Reviews

Everything Must Go

Everything Must Go on National Tour

The audience for Patrick Jones’ first play, Everything Must Go (produced in association with the Manic Street Preachers) looks younger and angrier than most. Lured by the thrill of watching the work of the first angry young Welshman, the voice of disaffected youth in the valleys, and hearing a soundtrack that incorporates the Manics, Catatonia, the Stereophonics and other Welsh luminaries, these theatregoers are up for a night of high octane action. Even I’m caught up in the pre-gig mood and beginning to believe that theatre is the new rock ‘n’ roll.

Jones is the brother of the Manic’s bass player and lyricist Nicky Wire – a fact that could be overlooked if it weren’t thrust in your face at every turn. And while the playwright may well be his own man, it is impossible to watch this without the Manics oozing out of every corner. They’re a band prone to grandiose sloganeering and Jones is much the same, while the incorporation of Manic’s lyrics (one character, Meilyr Sion’s Curtis, spouts them non-stop) emphasises the pseudo-intellectual nature of the evening’s proceedings. The Manics are also a band totally lacking in irony – a trait exhibited by Jones, whose original dialogue occasionally glimmers but more often reminds me of the crap I used to write on the reverse of exercise books. But the audience seems to love it because it’s so, uh, real.

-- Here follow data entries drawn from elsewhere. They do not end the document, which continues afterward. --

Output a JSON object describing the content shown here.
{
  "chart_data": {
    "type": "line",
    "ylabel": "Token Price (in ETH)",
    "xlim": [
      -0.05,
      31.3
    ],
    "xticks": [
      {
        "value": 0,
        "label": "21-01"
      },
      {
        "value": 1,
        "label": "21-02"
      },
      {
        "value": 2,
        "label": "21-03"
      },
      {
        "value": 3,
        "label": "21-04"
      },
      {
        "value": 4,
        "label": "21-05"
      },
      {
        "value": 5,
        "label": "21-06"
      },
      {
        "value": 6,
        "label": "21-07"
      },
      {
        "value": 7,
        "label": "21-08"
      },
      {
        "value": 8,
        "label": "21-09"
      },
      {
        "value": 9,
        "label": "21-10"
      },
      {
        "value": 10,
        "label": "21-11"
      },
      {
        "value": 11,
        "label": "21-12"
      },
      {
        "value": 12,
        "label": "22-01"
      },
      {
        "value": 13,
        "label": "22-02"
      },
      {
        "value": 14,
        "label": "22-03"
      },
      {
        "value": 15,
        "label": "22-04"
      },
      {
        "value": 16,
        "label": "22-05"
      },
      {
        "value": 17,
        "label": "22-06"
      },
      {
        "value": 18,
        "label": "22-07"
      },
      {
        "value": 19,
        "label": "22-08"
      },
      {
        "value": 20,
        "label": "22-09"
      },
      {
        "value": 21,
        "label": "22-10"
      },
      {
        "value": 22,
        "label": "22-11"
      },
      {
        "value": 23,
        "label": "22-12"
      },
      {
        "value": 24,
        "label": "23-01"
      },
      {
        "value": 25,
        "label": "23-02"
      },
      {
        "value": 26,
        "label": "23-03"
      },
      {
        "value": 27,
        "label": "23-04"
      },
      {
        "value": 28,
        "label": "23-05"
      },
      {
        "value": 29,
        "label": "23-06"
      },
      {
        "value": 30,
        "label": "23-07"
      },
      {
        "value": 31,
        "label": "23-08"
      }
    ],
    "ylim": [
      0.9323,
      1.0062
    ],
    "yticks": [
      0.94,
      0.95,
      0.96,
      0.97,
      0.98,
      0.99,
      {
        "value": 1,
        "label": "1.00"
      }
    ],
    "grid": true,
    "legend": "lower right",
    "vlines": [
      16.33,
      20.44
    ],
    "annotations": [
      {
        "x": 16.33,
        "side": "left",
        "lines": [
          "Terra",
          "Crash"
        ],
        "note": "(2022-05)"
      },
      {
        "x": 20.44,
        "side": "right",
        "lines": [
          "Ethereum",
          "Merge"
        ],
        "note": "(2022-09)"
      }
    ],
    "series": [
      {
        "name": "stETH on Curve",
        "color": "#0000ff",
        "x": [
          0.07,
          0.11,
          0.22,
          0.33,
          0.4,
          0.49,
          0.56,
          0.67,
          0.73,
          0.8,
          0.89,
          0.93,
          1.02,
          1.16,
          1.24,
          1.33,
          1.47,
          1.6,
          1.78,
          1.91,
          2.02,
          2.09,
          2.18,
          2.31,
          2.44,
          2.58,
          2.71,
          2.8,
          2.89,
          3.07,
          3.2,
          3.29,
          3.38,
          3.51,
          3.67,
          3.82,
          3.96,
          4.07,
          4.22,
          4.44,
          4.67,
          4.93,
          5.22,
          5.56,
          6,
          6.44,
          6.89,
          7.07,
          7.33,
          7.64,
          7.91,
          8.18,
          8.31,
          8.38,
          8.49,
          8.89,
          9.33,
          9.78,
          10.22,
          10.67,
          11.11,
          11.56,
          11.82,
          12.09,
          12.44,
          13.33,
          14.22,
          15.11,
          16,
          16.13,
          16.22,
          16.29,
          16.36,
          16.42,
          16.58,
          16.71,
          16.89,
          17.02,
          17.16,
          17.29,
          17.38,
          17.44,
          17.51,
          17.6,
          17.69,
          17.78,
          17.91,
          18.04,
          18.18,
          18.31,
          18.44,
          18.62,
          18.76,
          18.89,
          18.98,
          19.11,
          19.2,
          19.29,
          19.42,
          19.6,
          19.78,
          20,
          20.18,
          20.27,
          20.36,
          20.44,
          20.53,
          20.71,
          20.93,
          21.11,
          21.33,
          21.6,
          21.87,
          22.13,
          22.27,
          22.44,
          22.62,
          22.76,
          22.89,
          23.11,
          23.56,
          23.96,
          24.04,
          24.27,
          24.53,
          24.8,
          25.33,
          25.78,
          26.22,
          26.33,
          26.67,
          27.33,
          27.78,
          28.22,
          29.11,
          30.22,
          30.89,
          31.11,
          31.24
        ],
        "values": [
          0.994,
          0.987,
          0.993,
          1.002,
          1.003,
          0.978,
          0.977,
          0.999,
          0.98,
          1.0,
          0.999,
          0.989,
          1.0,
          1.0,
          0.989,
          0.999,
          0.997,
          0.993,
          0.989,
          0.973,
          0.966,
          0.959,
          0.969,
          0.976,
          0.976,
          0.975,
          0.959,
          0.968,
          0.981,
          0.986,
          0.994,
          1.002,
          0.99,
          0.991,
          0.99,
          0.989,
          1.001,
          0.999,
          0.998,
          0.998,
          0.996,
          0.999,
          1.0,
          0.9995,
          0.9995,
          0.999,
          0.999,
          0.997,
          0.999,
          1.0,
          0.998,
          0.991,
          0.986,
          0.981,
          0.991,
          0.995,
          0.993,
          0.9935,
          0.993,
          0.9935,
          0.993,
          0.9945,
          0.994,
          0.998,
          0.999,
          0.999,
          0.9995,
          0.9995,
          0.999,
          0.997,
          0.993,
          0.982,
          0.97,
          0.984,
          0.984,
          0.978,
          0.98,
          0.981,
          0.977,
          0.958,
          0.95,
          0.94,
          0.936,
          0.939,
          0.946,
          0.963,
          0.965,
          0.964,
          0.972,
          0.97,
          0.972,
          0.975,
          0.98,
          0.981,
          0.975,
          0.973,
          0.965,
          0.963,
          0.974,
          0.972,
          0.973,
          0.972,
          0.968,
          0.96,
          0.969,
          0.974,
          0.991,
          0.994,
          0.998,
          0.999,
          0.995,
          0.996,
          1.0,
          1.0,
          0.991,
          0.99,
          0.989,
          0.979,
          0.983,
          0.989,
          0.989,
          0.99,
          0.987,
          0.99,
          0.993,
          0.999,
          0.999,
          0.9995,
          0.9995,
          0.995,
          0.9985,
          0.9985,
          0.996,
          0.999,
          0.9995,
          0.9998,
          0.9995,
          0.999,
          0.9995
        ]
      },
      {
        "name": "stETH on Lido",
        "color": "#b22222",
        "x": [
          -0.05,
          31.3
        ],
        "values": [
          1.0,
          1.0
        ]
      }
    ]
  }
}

There’s not much happening in ‘the piss stained crack alleys and bus stops of Wales’ so Curtis, Pip (Iestyn Llwyd), Cindy (Maria Pride) and Jim (Andrew Lennon) do drugs, joyride, cut their arms and occasionally OD. Another character (Russell Gomer) avenges his father’s sacking from a components factory by shooting the man responsible, Worthington (Stephen Ley). Kids, eh? Director Phil Clark ensures that the performances are energetic.

While Jones has to be applauded for raising the profile of Welsh theatre and getting a new audience through the door, this is hardly the stuff that revolutions are made of. How many playwrights do we need telling us that life is crap, worthless and heading nowhere? That New Labour is the same as Old Tory? That sometimes all we’ve got are words? Who is Jones preaching to and who is he to preach in the first place?

There’s a line in the play that announces that ‘one day we’re gonna find our voice.’ Well maybe, but Jones is not that voice; he’s just another middle-class elitist playwright who labours under the misapprehension that his finger is on the pulse. This is my truth, Patrick Jones, now tell me yours.